Il faut établir soigneusement une distinction entre une inférence et une conjecture ou une hypothèse. Il ne peut y avoir d’inférence à moins qu’il n’y ait des faits objectifs permettant d’inférer les autres faits que l’on cherche à établir. Dans certains cas, les autres faits peuvent être inférés avec autant de certitude pratique que s’ils avaient été réellement observés. Dans d’autres cas, l’inférence ne va pas au-delà de la probabilité raisonnable. Mais en l’absence de faits positifs prouvés permettant de tirer l’inférence, l’opération de l’inférence ne peut être faite, et il ne reste qu’une simple hypothèse ou conjecture.

[Non souligné dans l’original.]

Ainsi, une conclusion ne peut être tirée lorsque la preuve est équivoque, c’est-à-dire qu’elle est tout autant conforme à d’autres conclusions.

[76]  En l’espèce, les avocats ont reconnu que rien dans le dossier ne démontre expressément que le ministre a examiné le caractère adéquat de l’indemnisation versée à Coldwater. Il est donc nécessaire d’examiner la preuve au dossier pour vérifier la conclusion qu’elle appuie.

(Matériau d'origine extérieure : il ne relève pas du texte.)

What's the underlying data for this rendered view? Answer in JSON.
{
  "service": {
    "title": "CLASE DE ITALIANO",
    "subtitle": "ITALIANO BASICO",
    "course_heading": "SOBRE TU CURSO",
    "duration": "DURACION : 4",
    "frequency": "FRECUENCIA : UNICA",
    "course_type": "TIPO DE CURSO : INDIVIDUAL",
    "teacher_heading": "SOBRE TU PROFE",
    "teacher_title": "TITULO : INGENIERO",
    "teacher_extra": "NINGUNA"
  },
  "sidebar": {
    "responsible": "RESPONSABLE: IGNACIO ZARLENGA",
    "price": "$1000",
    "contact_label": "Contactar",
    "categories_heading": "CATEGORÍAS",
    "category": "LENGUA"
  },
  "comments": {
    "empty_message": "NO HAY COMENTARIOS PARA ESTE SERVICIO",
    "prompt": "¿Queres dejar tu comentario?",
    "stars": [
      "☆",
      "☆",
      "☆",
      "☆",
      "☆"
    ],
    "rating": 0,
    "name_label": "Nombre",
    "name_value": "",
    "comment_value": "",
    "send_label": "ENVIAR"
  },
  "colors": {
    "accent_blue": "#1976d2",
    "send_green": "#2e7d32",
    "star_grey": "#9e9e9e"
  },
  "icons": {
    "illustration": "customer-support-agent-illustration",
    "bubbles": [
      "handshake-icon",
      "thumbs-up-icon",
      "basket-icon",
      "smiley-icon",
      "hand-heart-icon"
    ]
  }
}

[77]  À mon avis, les renseignements suivants tirés de dossiers sont pertinents.

[78]  Tout d’abord, au moyen d’une lettre en date du 14 novembre 2012 du Ministère, Coldwater a appris que ce dernier recueillait des faits et des renseignements pour aider le ministre à prendre sa décision. La lettre indiquait ce qui suit :

[traduction]

Le ministre tiendra compte des faits et des renseignements de 2007 jusqu’à ce jour. Les faits et les renseignements examinés comprennent la capacité juridique des sociétés à faire la cession et, en ce qui concerne la réception par ces dernières des cessions, la capacité juridique, l’expérience commerciale et opérationnelle, la capacité financière et la capacité globale pour remplir les conditions de la servitude.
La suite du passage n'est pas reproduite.